Sandecker settled into the cart. "We're grateful for every scrap of useful data you can give us."
Silverstein took the tiller and guided them down an asphalt lane. "We've run an extensive series of tests since last night. I can't promise anything mathematically exact, mind you, but the results are interesting, to say the least."
"Any problems?"
"A few. The main snag that throws our projections from the precise side of the scale to the approximate is a lack of solid facts. For instance, the direction of the Titanic's bow when she went down was never established. This unknown factor alone could add four square miles to the search area."
"I don't understand. Wouldn't a forty-five-thousand-ton steel ship sink in a straight line?"
"Not necessarily. The Titanic corkscrewed and slid under the water at a depressed angle of roughly seventy-eight degrees, and, as she sank, the weight of the sea filling her forward compartments pulled her into a headway of between four and five knots. Next, we have to consider the momentum caused by her tremendous mass and the fact that she had to travel two and a half miles before she struck bottom. No, I'm afraid she landed on a horizontal line a fair distance from her original starting point on the surface."
Sandecker stared at the oceanographer. "How could you possibly know the precise angle of descent when the Titanic sank? The survivors' descriptions were on the whole unreliable."
Silverstein pointed to a huge concrete tower off to his right. "The answers are in there, Admiral." He stopped the cart at the front entrance of the building. "Come along and I'll give you a practical demonstration of what I'm talking about."

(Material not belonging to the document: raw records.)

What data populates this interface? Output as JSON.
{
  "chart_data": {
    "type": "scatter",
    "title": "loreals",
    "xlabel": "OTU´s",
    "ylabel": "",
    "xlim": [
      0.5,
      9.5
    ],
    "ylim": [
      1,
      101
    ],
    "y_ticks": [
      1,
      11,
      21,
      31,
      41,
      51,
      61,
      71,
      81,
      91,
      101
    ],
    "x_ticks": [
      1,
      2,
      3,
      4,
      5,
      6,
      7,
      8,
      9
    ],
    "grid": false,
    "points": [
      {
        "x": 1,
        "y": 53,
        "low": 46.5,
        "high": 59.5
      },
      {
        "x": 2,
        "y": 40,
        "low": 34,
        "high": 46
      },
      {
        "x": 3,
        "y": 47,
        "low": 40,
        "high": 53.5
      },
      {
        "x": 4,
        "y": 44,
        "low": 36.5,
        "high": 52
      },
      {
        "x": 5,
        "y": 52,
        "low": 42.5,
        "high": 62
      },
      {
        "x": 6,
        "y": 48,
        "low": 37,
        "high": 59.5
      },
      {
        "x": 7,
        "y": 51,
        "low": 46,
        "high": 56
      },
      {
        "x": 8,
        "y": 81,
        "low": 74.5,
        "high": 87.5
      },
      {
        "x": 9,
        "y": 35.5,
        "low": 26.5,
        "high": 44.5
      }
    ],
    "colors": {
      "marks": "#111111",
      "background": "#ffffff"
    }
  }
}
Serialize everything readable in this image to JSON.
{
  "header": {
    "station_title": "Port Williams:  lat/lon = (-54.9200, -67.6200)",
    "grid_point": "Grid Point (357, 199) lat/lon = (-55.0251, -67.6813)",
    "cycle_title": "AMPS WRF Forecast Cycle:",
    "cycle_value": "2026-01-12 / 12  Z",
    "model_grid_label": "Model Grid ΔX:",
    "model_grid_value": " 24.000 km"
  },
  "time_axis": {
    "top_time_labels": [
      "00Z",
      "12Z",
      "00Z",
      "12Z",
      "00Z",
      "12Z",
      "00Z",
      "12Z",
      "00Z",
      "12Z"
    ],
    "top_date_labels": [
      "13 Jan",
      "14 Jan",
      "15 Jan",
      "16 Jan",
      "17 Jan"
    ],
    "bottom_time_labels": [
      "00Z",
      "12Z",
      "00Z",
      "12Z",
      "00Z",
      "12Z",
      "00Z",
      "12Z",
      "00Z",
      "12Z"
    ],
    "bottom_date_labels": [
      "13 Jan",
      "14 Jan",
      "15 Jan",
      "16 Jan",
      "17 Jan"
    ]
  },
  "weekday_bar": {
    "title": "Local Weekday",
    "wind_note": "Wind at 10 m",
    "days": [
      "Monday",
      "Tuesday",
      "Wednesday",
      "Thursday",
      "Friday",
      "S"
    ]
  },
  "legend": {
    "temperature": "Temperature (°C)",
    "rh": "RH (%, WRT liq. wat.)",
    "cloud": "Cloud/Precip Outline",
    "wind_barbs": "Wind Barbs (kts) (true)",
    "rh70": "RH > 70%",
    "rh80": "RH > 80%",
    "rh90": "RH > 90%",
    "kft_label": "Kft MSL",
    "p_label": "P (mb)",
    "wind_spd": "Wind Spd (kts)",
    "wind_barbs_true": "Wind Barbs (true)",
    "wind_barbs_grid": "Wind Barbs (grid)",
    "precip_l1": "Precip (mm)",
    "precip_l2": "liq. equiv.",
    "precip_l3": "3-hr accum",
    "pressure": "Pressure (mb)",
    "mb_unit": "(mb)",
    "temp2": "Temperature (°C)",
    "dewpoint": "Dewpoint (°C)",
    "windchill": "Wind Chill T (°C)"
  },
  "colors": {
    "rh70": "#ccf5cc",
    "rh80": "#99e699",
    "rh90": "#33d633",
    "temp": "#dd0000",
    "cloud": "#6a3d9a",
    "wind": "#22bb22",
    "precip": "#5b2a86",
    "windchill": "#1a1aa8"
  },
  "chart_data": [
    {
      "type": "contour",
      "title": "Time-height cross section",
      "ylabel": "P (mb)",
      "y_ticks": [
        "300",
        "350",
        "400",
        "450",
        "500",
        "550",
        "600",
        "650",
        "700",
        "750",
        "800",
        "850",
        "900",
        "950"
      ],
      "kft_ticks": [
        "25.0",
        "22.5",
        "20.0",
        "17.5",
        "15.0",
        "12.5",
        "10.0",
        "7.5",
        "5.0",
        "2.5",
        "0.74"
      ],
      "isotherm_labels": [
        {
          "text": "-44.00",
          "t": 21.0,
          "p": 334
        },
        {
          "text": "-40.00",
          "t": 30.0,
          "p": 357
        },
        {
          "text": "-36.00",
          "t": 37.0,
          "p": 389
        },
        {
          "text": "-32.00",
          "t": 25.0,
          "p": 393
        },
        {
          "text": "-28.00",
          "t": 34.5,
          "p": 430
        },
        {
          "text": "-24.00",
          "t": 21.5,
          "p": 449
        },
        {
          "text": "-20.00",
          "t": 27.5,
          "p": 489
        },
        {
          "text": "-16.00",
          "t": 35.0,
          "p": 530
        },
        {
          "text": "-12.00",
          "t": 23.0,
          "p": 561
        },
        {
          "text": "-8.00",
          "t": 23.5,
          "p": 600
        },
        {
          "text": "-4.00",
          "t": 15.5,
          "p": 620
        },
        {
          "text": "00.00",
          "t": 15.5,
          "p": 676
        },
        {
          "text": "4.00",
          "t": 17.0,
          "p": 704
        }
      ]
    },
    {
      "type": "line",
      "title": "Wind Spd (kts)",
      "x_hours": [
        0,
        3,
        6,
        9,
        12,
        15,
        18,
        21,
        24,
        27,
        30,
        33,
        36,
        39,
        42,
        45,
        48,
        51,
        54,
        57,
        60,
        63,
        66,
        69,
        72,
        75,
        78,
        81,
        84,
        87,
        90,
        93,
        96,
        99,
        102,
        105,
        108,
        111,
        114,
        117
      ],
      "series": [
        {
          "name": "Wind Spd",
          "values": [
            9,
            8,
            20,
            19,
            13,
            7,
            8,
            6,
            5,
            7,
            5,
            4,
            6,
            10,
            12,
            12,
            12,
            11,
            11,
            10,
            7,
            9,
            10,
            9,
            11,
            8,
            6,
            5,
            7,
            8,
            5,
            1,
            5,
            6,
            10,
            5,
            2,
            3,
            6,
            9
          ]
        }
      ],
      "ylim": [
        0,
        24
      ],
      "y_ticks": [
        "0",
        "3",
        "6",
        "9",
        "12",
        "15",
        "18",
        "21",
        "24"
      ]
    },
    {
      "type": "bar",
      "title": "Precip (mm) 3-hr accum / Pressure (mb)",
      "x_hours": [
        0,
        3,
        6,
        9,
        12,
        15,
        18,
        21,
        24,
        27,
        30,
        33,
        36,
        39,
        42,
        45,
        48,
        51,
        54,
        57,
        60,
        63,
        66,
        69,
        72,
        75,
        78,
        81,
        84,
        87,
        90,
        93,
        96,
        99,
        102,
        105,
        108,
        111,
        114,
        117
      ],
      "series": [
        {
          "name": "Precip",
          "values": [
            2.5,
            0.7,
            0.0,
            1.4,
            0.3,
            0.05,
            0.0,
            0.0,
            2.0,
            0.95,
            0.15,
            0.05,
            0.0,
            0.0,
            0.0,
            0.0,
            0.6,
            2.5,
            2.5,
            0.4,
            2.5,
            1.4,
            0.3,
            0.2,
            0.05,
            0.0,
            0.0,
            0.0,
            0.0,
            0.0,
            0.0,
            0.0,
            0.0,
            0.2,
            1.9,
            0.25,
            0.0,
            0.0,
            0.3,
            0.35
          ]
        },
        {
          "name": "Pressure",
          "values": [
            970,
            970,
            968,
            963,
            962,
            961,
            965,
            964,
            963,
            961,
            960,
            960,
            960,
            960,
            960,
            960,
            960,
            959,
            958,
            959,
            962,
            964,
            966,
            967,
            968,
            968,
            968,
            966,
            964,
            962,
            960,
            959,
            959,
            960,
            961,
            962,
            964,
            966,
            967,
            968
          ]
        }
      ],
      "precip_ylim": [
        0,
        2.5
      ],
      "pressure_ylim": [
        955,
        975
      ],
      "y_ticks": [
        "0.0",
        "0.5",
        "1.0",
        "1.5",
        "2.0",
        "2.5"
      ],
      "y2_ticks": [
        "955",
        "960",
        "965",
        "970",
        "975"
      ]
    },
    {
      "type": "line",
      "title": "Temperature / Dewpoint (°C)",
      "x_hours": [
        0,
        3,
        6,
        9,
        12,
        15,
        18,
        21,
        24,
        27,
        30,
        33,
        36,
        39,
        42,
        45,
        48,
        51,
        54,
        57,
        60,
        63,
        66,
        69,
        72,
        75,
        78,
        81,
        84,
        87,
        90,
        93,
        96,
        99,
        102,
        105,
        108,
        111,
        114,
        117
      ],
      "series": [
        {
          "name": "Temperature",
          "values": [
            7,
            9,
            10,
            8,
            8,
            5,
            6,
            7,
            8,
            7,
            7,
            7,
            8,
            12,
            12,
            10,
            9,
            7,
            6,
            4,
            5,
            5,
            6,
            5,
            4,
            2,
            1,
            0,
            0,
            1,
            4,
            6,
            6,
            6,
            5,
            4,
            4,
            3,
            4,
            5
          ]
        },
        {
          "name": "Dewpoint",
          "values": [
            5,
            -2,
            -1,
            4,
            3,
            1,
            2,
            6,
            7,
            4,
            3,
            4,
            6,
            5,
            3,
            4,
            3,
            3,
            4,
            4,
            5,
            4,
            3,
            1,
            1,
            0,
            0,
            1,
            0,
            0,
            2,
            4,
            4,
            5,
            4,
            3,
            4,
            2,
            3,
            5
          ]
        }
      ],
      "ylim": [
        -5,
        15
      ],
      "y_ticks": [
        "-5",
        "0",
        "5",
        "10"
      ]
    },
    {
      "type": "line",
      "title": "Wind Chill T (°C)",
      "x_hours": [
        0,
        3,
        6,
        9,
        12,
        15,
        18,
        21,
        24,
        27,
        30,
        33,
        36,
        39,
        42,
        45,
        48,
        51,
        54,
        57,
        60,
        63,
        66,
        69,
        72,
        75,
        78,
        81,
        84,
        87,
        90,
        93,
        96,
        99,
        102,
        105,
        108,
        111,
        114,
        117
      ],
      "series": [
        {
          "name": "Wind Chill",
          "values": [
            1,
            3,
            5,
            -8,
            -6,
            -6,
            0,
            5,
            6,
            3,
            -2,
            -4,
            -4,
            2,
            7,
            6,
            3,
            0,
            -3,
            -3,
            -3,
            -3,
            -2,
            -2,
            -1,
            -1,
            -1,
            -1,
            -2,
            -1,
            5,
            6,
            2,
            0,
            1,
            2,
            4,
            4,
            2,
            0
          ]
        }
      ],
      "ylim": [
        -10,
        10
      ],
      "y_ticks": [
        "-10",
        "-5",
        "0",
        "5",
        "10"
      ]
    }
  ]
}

Sandecker followed him through a short hallway and into a room with a large acrylic plastic window at one end. Silverstein motioned for the admiral to move closer. A diver wearing scuba equipment waved from the other side of the window. Sandecker waved back.
"A deep-water tank," Silverstein said matter-of-factly. "The interior walls are made of steel and rise two hundred feet high with a diameter of thirty feet. There is a main pressure chamber for entering and exiting the bottom level and five air locks stationed at intervals along the side to enable us to observe our experiments at different depths."
"I see," Sandecker said slowly. "You've been able to simulate the Titanic's fall to the sea floor."
"Yes, let me show you." Silverstein lifted a telephone from a shelf under the observation window. "Oven, make a drop in thirty seconds."
"You have a scale model of the Titanic?"